La FeSP abre un buzón seguro y anónimo para denunciar corrupciones o ilegalidades, con el apoyo de la Fundación Internacional Baltasar Garzón

La iniciativa forma parte del proyecto europeo Expanding Anonymous Tipping y será presentada el 28 de octubre, en un debate telemático sobre Alertadores y seguridad digital: los nuevos retos de la democracia

27 de octubre de 2020
La Federación de Sindicatos de Periodistas (FeSP), con el apoyo de la Fundación Internacional Baltasar Garzón (FIBGAR), pone a disposición de la ciudadanía un buzón de alertas para que en él se pueda denunciar, de forma totalmente segura y con el anonimato garantizado, cualquier caso de corrupción o conducta ilegal que se conozca, tanto de las administraciones públicas como de empresas u organizaciones públicas o privadas. Esas denuncias, tras las comprobaciones iniciales necesarias, podrán ser conocidas públicamente por los medios de comunicación y, en su caso, podrá intervenir la Justicia.

Este buzón forma parte del proyecto europeo Expanding Anonymous Tipping (EAT), cofinanciado por la Comisión Europea y liderado por la Fundación Internacional Baltasar Garzón. Será presentado en un acto público telemático mañana 28 de octubre, de 9:30 a 11:00 horas, en el que se debatirá sobre Alertadores y seguridad digital: los nuevos retos de la democracia.

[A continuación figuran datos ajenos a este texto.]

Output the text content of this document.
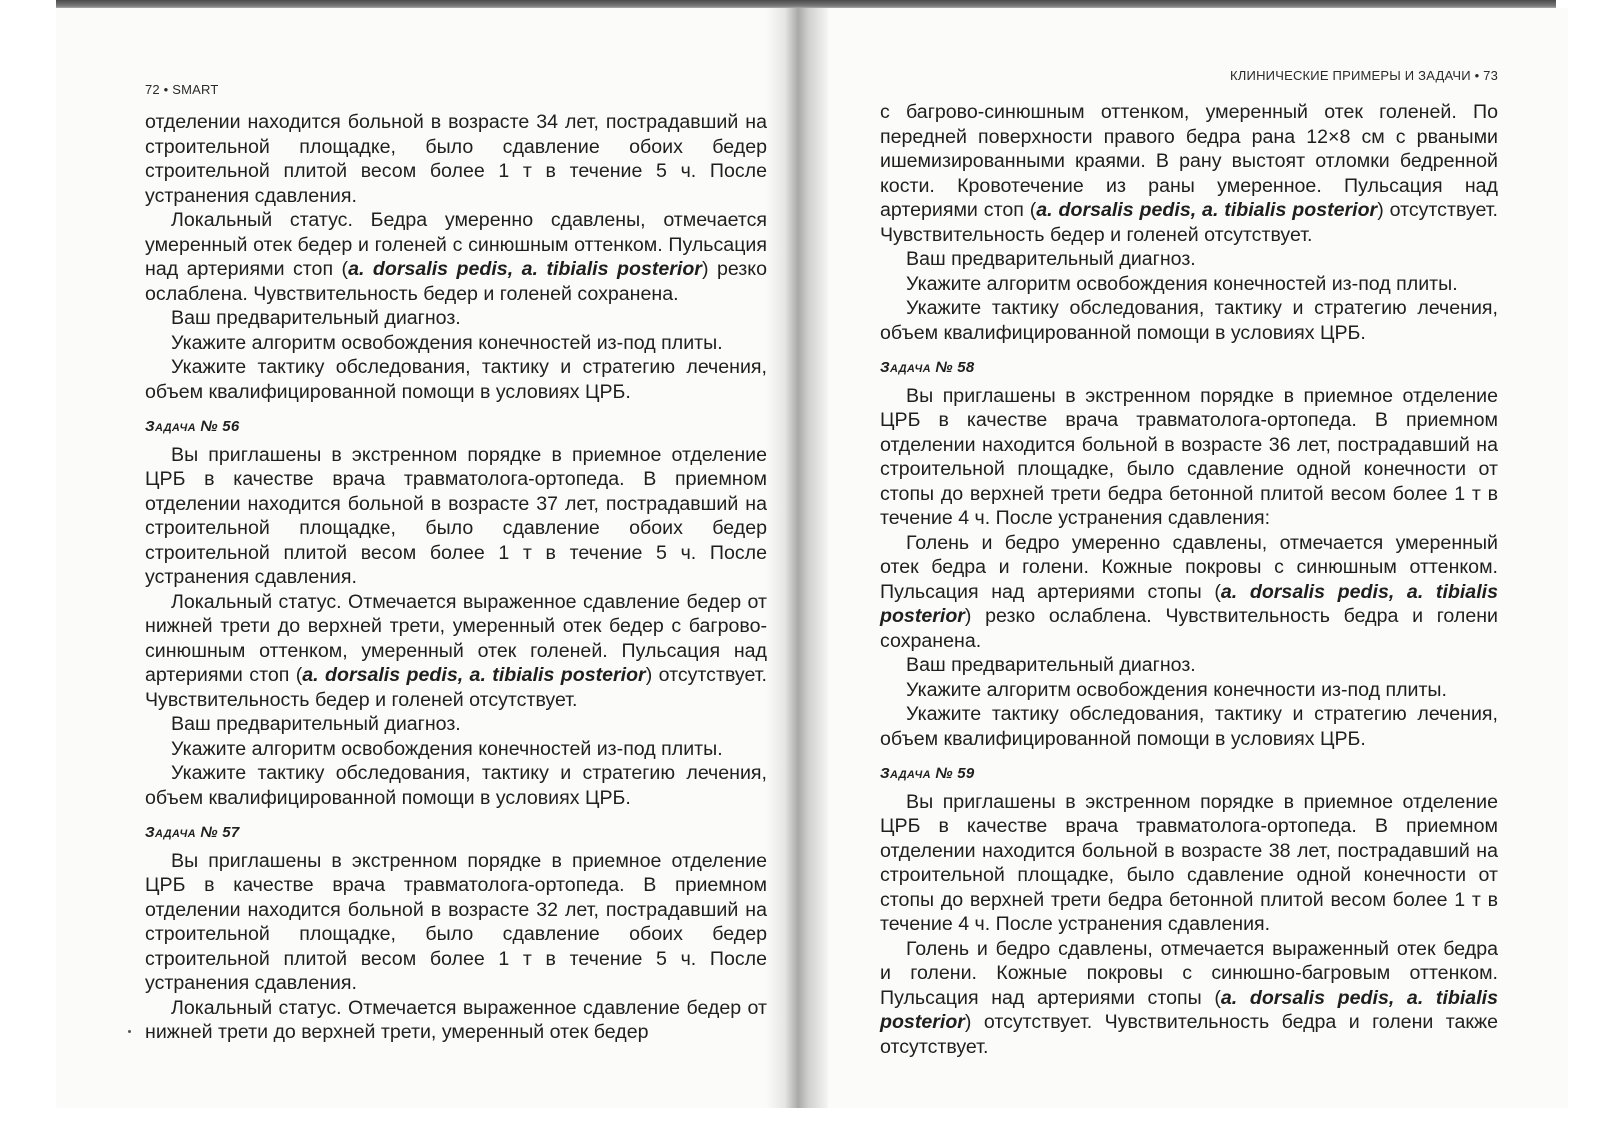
72 • SMART

отделении находится больной в возрасте 34 лет, пострадавший на строительной площадке, было сдавление обоих бедер строительной плитой весом более 1 т в течение 5 ч. После устранения сдавления.

Локальный статус. Бедра умеренно сдавлены, отмечается умеренный отек бедер и голеней с синюшным оттенком. Пульсация над артериями стоп (a. dorsalis pedis, a. tibialis posterior) резко ослаблена. Чувствительность бедер и голеней сохранена.

Ваш предварительный диагноз.

Укажите алгоритм освобождения конечностей из-под плиты.

Укажите тактику обследования, тактику и стратегию лечения, объем квалифицированной помощи в условиях ЦРБ.

Задача № 56

Вы приглашены в экстренном порядке в приемное отделение ЦРБ в качестве врача травматолога-ортопеда. В приемном отделении находится больной в возрасте 37 лет, пострадавший на строительной площадке, было сдавление обоих бедер строительной плитой весом более 1 т в течение 5 ч. После устранения сдавления.

Локальный статус. Отмечается выраженное сдавление бедер от нижней трети до верхней трети, умеренный отек бедер с багрово-синюшным оттенком, умеренный отек голеней. Пульсация над артериями стоп (a. dorsalis pedis, a. tibialis posterior) отсутствует. Чувствительность бедер и голеней отсутствует.

Ваш предварительный диагноз.

Укажите алгоритм освобождения конечностей из-под плиты.

Укажите тактику обследования, тактику и стратегию лечения, объем квалифицированной помощи в условиях ЦРБ.

Задача № 57

Вы приглашены в экстренном порядке в приемное отделение ЦРБ в качестве врача травматолога-ортопеда. В приемном отделении находится больной в возрасте 32 лет, пострадавший на строительной площадке, было сдавление обоих бедер строительной плитой весом более 1 т в течение 5 ч. После устранения сдавления.

Локальный статус. Отмечается выраженное сдавление бедер от нижней трети до верхней трети, умеренный отек бедер

КЛИНИЧЕСКИЕ ПРИМЕРЫ И ЗАДАЧИ • 73

с багрово-синюшным оттенком, умеренный отек голеней. По передней поверхности правого бедра рана 12×8 см с рваными ишемизированными краями. В рану выстоят отломки бедренной кости. Кровотечение из раны умеренное. Пульсация над артериями стоп (a. dorsalis pedis, a. tibialis posterior) отсутствует. Чувствительность бедер и голеней отсутствует.

Ваш предварительный диагноз.

Укажите алгоритм освобождения конечностей из-под плиты.

Укажите тактику обследования, тактику и стратегию лечения, объем квалифицированной помощи в условиях ЦРБ.

Задача № 58

Вы приглашены в экстренном порядке в приемное отделение ЦРБ в качестве врача травматолога-ортопеда. В приемном отделении находится больной в возрасте 36 лет, пострадавший на строительной площадке, было сдавление одной конечности от стопы до верхней трети бедра бетонной плитой весом более 1 т в течение 4 ч. После устранения сдавления:

Голень и бедро умеренно сдавлены, отмечается умеренный отек бедра и голени. Кожные покровы с синюшным оттенком. Пульсация над артериями стопы (a. dorsalis pedis, a. tibialis posterior) резко ослаблена. Чувствительность бедра и голени сохранена.

Ваш предварительный диагноз.

Укажите алгоритм освобождения конечности из-под плиты.

Укажите тактику обследования, тактику и стратегию лечения, объем квалифицированной помощи в условиях ЦРБ.

Задача № 59

Вы приглашены в экстренном порядке в приемное отделение ЦРБ в качестве врача травматолога-ортопеда. В приемном отделении находится больной в возрасте 38 лет, пострадавший на строительной площадке, было сдавление одной конечности от стопы до верхней трети бедра бетонной плитой весом более 1 т в течение 4 ч. После устранения сдавления.

Голень и бедро сдавлены, отмечается выраженный отек бедра и голени. Кожные покровы с синюшно-багровым оттенком. Пульсация над артериями стопы (a. dorsalis pedis, a. tibialis posterior) отсутствует. Чувствительность бедра и голени также отсутствует.
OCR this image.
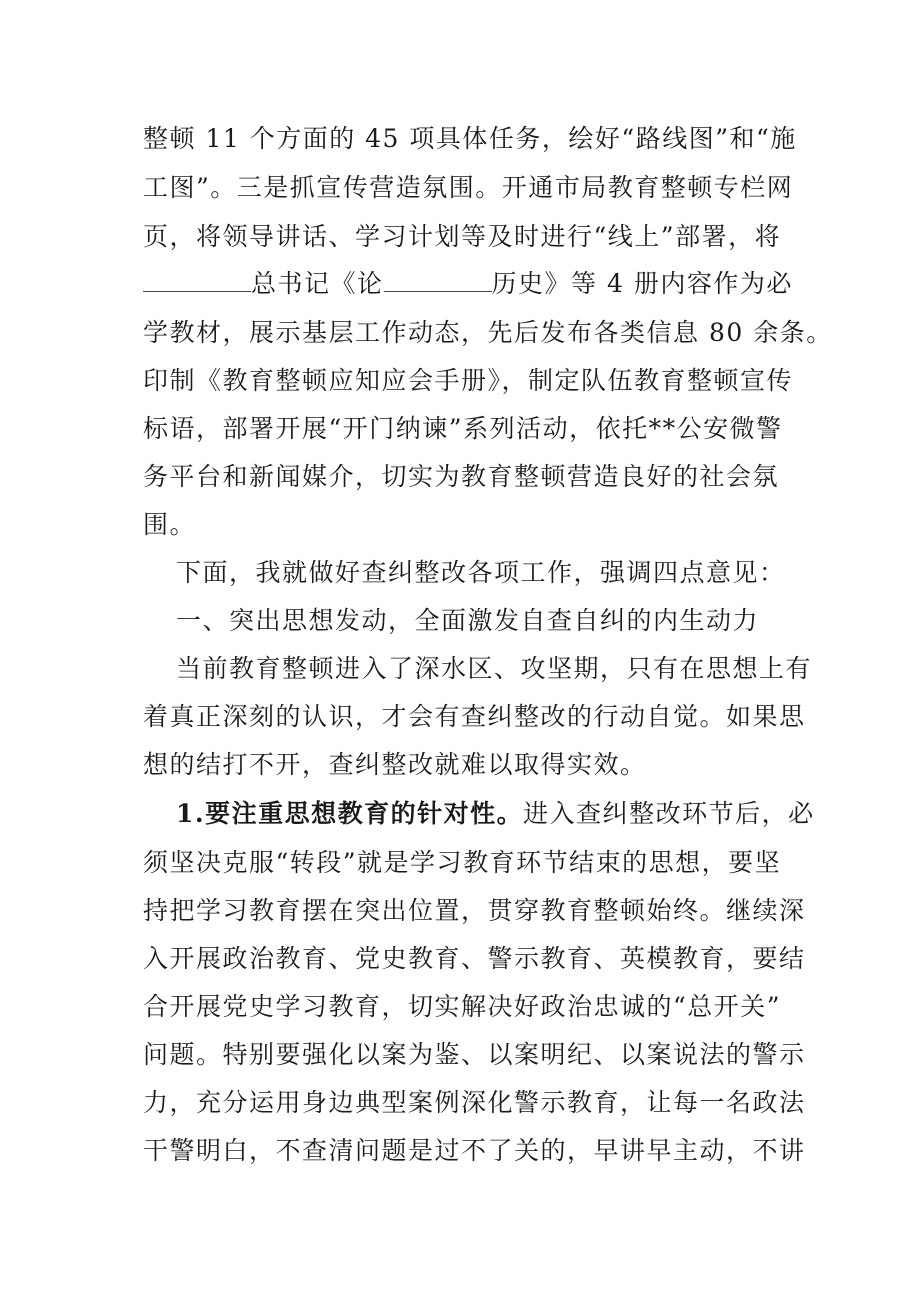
整顿 11 个方面的 45 项具体任务，绘好“路线图”和“施
工图”。三是抓宣传营造氛围。开通市局教育整顿专栏网
页，将领导讲话、学习计划等及时进行“线上”部署，将
总书记《论	历史》等 4 册内容作为必
学教材，展示基层工作动态，先后发布各类信息 80 余条。
印制《教育整顿应知应会手册》，制定队伍教育整顿宣传
标语，部署开展“开门纳谏”系列活动，依托**公安微警
务平台和新闻媒介，切实为教育整顿营造良好的社会氛
围。
下面，我就做好查纠整改各项工作，强调四点意见：
一、突出思想发动，全面激发自查自纠的内生动力
当前教育整顿进入了深水区、攻坚期，只有在思想上有
着真正深刻的认识，才会有查纠整改的行动自觉。如果思
想的结打不开，查纠整改就难以取得实效。
1.要注重思想教育的针对性。进入查纠整改环节后，必
须坚决克服“转段”就是学习教育环节结束的思想，要坚
持把学习教育摆在突出位置，贯穿教育整顿始终。继续深
入开展政治教育、党史教育、警示教育、英模教育，要结
合开展党史学习教育，切实解决好政治忠诚的“总开关”
问题。特别要强化以案为鉴、以案明纪、以案说法的警示
力，充分运用身边典型案例深化警示教育，让每一名政法
干警明白，不查清问题是过不了关的，早讲早主动，不讲
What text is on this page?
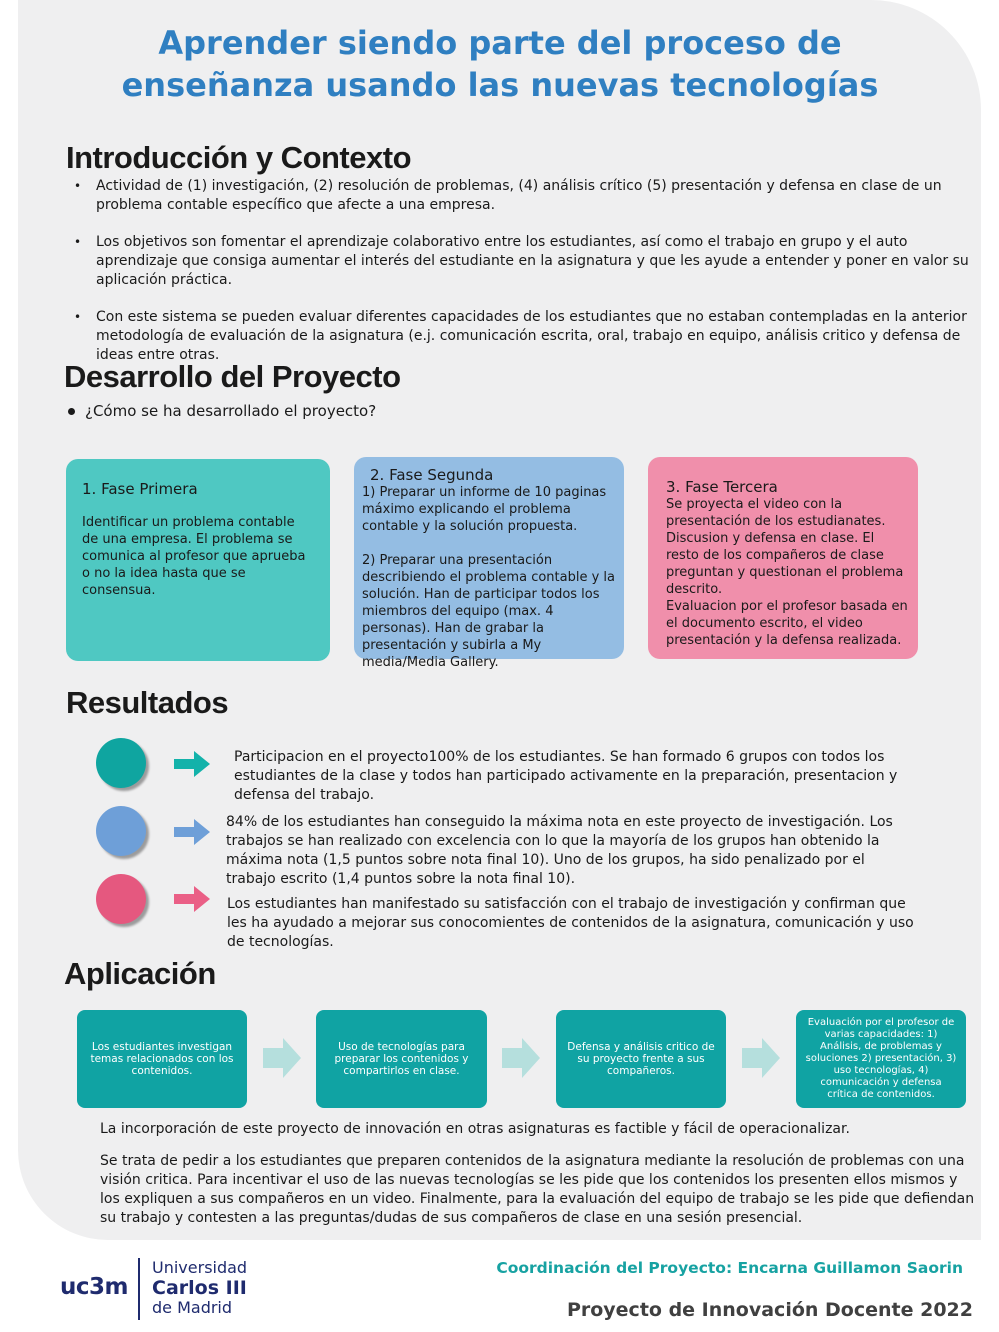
Aprender siendo parte del proceso de
enseñanza usando las nuevas tecnologías
Introducción y Contexto
• Actividad de (1) investigación, (2) resolución de problemas, (4) análisis crítico (5) presentación y defensa en clase de un problema contable específico que afecte a una empresa.
• Los objetivos son fomentar el aprendizaje colaborativo entre los estudiantes, así como el trabajo en grupo y el auto aprendizaje que consiga aumentar el interés del estudiante en la asignatura y que les ayude a entender y poner en valor su aplicación práctica.
• Con este sistema se pueden evaluar diferentes capacidades de los estudiantes que no estaban contempladas en la anterior metodología de evaluación de la asignatura (e.j. comunicación escrita, oral, trabajo en equipo, análisis critico y defensa de ideas entre otras.
Desarrollo del Proyecto
¿Cómo se ha desarrollado el proyecto?
1. Fase Primera
Identificar un problema contable de una empresa. El problema se comunica al profesor que aprueba o no la idea hasta que se consensua.
2. Fase Segunda
1) Preparar un informe de 10 paginas máximo explicando el problema contable y la solución propuesta.

2) Preparar una presentación describiendo el problema contable y la solución. Han de participar todos los miembros del equipo (max. 4 personas). Han de grabar la presentación y subirla a My media/Media Gallery.
3. Fase Tercera
Se proyecta el video con la presentación de los estudianates. Discusion y defensa en clase. El resto de los compañeros de clase preguntan y questionan el problema descrito.
Evaluacion por el profesor basada en el documento escrito, el video presentación y la defensa realizada.
Resultados
Participacion en el proyecto100% de los estudiantes. Se han formado 6 grupos con todos los estudiantes de la clase y todos han participado activamente en la preparación, presentacion y defensa del trabajo.
84% de los estudiantes han conseguido la máxima nota en este proyecto de investigación. Los trabajos se han realizado con excelencia con lo que la mayoría de los grupos han obtenido la máxima nota (1,5 puntos sobre nota final 10). Uno de los grupos, ha sido penalizado por el trabajo escrito (1,4 puntos sobre la nota final 10).
Los estudiantes han manifestado su satisfacción con el trabajo de investigación y confirman que les ha ayudado a mejorar sus conocomientes de contenidos de la asignatura, comunicación y uso de tecnologías.
Aplicación
Los estudiantes investigan temas relacionados con los contenidos.
Uso de tecnologías para preparar los contenidos y compartirlos en clase.
Defensa y análisis critico de su proyecto frente a sus compañeros.
Evaluación por el profesor de varias capacidades: 1) Análisis, de problemas y soluciones 2) presentación, 3) uso tecnologías, 4) comunicación y defensa crítica de contenidos.
La incorporación de este proyecto de innovación en otras asignaturas es factible y fácil de operacionalizar.
Se trata de pedir a los estudiantes que preparen contenidos de la asignatura mediante la resolución de problemas con una visión critica. Para incentivar el uso de las nuevas tecnologías se les pide que los contenidos los presenten ellos mismos y los expliquen a sus compañeros en un video. Finalmente, para la evaluación del equipo de trabajo se les pide que defiendan su trabajo y contesten a las preguntas/dudas de sus compañeros de clase en una sesión presencial.
uc3m
Universidad
Carlos III
de Madrid
Coordinación del Proyecto: Encarna Guillamon Saorin
Proyecto de Innovación Docente 2022
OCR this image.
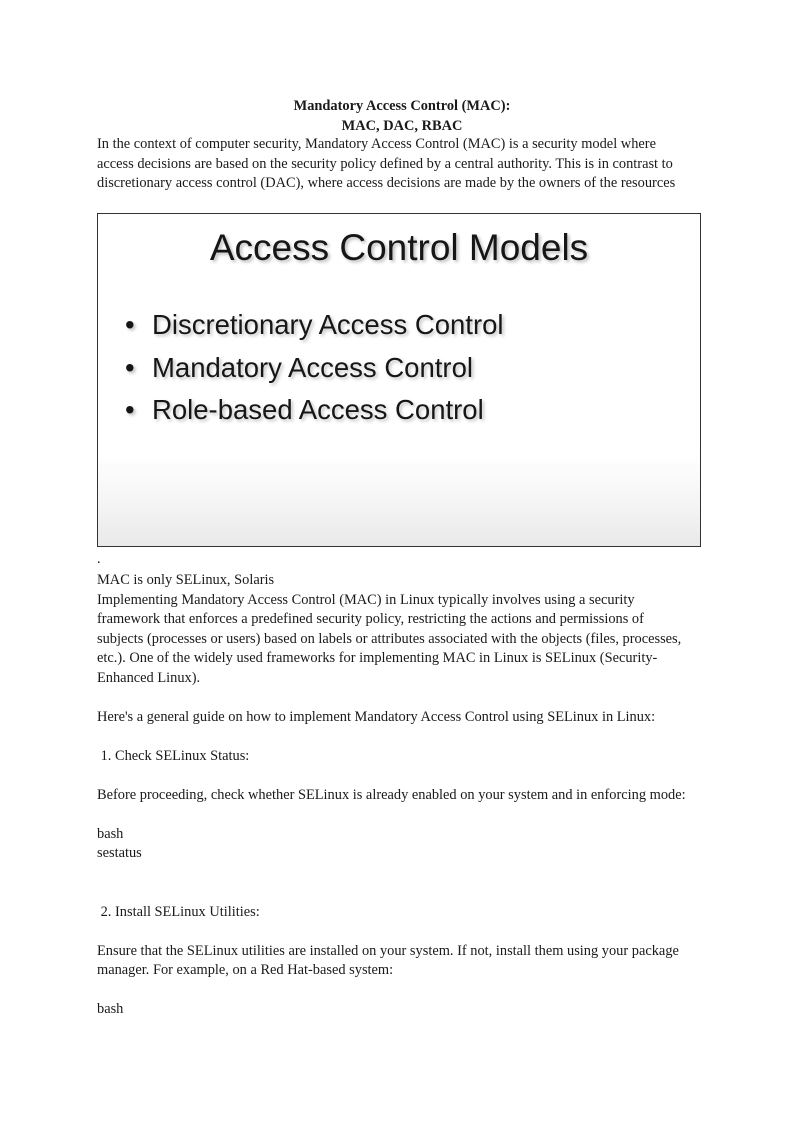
Mandatory Access Control (MAC):

MAC, DAC, RBAC

In the context of computer security, Mandatory Access Control (MAC) is a security model where

access decisions are based on the security policy defined by a central authority. This is in contrast to

discretionary access control (DAC), where access decisions are made by the owners of the resources

Access Control Models
• Discretionary Access Control
• Mandatory Access Control
• Role-based Access Control
.

MAC is only SELinux, Solaris

Implementing Mandatory Access Control (MAC) in Linux typically involves using a security

framework that enforces a predefined security policy, restricting the actions and permissions of

subjects (processes or users) based on labels or attributes associated with the objects (files, processes,

etc.). One of the widely used frameworks for implementing MAC in Linux is SELinux (Security-

Enhanced Linux).

Here's a general guide on how to implement Mandatory Access Control using SELinux in Linux:

1. Check SELinux Status:

Before proceeding, check whether SELinux is already enabled on your system and in enforcing mode:

bash

sestatus

2. Install SELinux Utilities:

Ensure that the SELinux utilities are installed on your system. If not, install them using your package

manager. For example, on a Red Hat-based system:

bash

En este debate, que se enmarca en el octavo mes europeo de la ciberseguridad, intervendrán Baltasar Garzón, presidente de FIBGAR; Agustín Yanel, secretario general de la FeSP; Hervé Falciani, presidente de la asociación Tactical Whistleblower; Joan Antoni Llinares, director de la Agencia Valenciana Antifraude, y Estelle Raso, de KPI Risk Ethics & Compliance.
Estas dos iniciativas se enmarcan en un contexto social y político en el cual la comunidad internacional está siendo testigo de que, en Portugal, se está juzgando a un hombre por haber expuesto irregularidades fiscales que alcanzan 65 millones de euros, y de que, en Londres, se piden 175 años de cárcel para otro por haber permitido que salgan a la luz prácticas de torturas masivas, asesinatos extrajudiciales y otros crímenes atribuidos a estados gobernantes.
Rui Pinto y Julian Assange son solo dos ejemplos de los muchos en que se criminaliza a quienes defienden con sus actos una sociedad en la que la transparencia hacia la ciudadanía debería ser una obligación para los poderes públicos. Pero exponer los hechos que van en contra del interés general tampoco debería ser considerado como un acto heroico, sino como una simple manifestación de la democracia. Para ello es necesario institucionalizar la participación ciudadana, promoviendo una protección efectiva de los alertadores a fin que la defensa de un bien común y la construcción colectiva de una sociedad más justa y transparente sean las raíces de la democracia.
La aprobación de la Directiva 2019/1937 del Parlamento Europeo y del Consejo Europeo, relativa a la protección de las personas que informen sobre infracciones del Derecho de la Unión, es un gran avance al respecto, aunque propone estándares mínimos de protección que deben ser ampliados por cada Estado miembro.
El proyecto EAT se ha concebido como respuesta y apoyo a esa Directiva que, como primera etapa para una protección efectiva de los alertadores, acuerda poner a su disposición canales de denuncia seguros y anónimos. El objetivo es promover una seguridad digital accesible y fácil de uso, mediante la implementación de buzones seguros y anónimos para proteger a quienes, con sus reportes, consolidan la democracia.